Despite an increase in non-performing loans in the banking industry, Equity Group increased the net loans and advances during the first six months of this year to 332.8 billion shillings from 293.7 billion shillings during a similar period last year.
This paid off for the lender that saw its total interest income increase to 30.07 billion shillings, up from 24.74 billion shillings a year ago, representing an increase of 21.6 percent.
On the other hand, the total operating expenses reduced from 19.33 billion shillings during the first six months of last year to 15.01 billion shillings.
This represents a reduction of 22.33 percent. The key highlight in the operating expenses is the loan loss provision, which reduced 73.26 percent from 6.73 billion shillings to 1.8 billion shillings.
The 19 percent increase in total operating income to 33.9 billion shillings and the 22.33 percent reduction in total operating expenses powered Equity Group to double its net profit to 14.4 billion shillings.
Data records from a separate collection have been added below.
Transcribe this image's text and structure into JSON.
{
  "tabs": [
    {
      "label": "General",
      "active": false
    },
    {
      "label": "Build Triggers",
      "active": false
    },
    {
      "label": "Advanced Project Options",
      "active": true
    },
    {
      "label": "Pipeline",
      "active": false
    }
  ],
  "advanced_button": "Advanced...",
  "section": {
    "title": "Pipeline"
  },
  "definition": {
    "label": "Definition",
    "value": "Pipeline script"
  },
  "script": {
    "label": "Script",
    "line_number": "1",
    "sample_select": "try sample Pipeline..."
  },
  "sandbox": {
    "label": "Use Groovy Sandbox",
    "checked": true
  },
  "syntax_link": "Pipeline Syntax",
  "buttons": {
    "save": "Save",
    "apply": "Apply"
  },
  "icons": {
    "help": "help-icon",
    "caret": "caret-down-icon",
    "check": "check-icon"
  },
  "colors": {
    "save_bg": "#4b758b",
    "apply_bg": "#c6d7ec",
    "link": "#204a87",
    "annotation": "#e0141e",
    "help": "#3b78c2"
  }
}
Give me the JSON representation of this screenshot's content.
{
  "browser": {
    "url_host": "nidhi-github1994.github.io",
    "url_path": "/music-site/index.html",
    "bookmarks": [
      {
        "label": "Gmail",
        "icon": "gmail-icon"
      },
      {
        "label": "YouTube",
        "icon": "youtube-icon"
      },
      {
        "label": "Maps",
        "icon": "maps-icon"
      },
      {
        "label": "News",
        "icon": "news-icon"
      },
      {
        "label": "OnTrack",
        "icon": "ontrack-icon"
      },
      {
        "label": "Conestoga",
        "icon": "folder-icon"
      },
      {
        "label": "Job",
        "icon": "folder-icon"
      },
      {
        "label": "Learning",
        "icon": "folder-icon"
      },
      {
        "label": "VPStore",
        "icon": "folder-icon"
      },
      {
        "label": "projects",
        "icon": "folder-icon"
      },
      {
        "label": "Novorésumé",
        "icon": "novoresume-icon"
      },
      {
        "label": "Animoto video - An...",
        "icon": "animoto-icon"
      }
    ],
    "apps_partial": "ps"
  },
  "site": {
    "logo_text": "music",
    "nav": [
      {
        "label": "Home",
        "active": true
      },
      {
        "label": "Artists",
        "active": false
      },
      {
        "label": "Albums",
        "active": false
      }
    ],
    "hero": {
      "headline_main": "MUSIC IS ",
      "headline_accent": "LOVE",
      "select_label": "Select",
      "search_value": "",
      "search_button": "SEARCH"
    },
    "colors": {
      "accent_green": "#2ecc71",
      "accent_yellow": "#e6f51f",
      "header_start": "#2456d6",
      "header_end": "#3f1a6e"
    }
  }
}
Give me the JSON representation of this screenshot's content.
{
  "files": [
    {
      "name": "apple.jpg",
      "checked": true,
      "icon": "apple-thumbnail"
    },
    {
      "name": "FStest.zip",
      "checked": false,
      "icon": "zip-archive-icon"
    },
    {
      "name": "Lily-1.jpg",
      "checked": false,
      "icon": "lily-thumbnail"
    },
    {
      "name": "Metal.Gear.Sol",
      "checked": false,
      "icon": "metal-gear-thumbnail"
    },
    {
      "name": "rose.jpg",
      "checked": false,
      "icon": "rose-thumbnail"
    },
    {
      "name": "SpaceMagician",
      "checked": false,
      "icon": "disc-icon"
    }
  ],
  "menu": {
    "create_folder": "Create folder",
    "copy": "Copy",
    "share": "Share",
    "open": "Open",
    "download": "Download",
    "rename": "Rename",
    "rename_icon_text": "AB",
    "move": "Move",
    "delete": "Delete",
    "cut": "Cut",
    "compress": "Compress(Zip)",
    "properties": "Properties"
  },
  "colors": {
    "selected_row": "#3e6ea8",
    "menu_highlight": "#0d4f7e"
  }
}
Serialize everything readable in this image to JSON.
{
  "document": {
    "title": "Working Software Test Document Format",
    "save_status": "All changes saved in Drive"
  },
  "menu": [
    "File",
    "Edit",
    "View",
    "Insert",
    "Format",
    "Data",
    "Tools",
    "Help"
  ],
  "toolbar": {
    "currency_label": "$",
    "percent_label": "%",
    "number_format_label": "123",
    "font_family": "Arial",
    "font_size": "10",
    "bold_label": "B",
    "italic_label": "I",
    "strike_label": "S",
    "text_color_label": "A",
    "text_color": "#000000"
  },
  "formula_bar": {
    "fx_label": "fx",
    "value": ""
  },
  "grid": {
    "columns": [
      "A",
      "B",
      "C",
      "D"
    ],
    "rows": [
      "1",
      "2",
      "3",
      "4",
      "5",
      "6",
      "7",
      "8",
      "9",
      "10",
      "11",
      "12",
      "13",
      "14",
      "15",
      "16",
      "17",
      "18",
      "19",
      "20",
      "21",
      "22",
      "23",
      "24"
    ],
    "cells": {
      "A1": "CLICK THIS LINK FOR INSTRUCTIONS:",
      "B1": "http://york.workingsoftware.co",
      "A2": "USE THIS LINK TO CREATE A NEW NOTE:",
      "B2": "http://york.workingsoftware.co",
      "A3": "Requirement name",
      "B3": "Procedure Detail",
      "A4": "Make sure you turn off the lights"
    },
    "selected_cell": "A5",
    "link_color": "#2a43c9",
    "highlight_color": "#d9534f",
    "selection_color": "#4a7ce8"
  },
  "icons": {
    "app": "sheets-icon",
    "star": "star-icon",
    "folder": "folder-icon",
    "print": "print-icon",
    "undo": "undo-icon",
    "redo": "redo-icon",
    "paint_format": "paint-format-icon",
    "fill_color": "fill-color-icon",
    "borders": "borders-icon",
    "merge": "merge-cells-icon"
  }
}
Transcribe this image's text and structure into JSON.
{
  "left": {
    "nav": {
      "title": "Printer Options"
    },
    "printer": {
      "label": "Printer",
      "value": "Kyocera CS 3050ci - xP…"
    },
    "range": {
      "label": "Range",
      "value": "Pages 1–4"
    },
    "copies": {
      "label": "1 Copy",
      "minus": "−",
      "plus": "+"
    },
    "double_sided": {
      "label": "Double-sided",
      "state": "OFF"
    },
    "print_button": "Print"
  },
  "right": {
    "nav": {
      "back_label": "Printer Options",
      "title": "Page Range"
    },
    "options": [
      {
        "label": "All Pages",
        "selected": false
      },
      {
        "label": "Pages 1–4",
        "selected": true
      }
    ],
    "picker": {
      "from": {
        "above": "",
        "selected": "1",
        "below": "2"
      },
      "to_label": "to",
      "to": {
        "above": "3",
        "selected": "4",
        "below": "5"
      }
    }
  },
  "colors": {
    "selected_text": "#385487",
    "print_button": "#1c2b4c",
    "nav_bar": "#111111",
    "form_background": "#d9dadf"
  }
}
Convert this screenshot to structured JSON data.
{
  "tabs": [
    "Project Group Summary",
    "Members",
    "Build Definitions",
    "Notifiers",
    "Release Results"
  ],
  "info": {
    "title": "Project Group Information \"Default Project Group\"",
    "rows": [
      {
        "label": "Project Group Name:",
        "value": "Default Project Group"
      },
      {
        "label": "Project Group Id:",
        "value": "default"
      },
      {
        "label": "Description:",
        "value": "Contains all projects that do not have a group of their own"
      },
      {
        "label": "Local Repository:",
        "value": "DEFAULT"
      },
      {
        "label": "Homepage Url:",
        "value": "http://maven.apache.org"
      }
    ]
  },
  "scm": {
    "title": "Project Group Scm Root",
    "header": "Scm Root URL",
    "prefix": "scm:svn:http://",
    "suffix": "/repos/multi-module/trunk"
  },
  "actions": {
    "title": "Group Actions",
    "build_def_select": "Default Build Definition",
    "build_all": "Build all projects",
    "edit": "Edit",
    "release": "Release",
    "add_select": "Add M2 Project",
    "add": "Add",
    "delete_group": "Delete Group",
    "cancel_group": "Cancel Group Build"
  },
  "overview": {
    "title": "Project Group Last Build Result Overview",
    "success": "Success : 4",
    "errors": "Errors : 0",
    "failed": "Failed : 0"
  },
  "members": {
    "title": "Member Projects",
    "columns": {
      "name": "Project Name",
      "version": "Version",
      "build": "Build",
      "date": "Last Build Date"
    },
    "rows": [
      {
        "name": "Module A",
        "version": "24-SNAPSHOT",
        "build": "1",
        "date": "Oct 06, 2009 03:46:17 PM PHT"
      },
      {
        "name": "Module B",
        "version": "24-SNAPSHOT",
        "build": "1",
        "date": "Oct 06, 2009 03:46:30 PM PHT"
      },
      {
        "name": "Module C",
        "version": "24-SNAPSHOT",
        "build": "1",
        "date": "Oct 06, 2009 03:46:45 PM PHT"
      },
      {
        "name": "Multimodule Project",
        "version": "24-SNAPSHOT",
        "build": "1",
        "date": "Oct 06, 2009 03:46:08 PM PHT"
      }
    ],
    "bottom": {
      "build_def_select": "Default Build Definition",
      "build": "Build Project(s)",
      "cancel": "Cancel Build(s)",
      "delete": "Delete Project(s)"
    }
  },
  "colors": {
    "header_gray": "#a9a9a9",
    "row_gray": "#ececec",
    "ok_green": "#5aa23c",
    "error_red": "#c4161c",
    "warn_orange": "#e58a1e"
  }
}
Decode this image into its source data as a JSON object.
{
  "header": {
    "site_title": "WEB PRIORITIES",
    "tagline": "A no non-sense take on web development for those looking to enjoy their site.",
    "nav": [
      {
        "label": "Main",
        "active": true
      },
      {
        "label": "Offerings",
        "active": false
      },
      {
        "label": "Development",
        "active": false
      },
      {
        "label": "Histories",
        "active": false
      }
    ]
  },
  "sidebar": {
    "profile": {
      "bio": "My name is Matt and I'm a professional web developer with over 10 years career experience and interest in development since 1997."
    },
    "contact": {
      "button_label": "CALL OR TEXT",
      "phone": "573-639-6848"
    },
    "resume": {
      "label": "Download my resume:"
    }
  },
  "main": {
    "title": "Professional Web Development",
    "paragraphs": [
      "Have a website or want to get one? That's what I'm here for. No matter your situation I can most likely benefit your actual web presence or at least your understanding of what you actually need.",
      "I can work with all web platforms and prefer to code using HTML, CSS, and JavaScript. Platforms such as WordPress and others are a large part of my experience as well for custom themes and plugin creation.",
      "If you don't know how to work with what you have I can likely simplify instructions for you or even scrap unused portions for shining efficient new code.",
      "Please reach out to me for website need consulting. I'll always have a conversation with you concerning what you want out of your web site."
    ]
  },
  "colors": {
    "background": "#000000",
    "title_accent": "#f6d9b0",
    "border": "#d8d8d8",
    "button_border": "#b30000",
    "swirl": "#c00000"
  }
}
Despite this, the stock of gross non performing loans surged from 32.79 billion shillings to 43.83 billion shillings as at June this year, representing an increase of 33.65 percent.
The lender has also increased the accumulated loan loss provision from 12.37 billion shillings as at June last year to 22.65 billion shillings as at June this year, representing an increase of 83.08 percent.
The value of digital transactions increased 111.3 percent to 2.5 trillion shillings while traditional channels like branches and ATMs facilitated transactions worth 1.37 trillion shillings, representing a growth of 24 percent.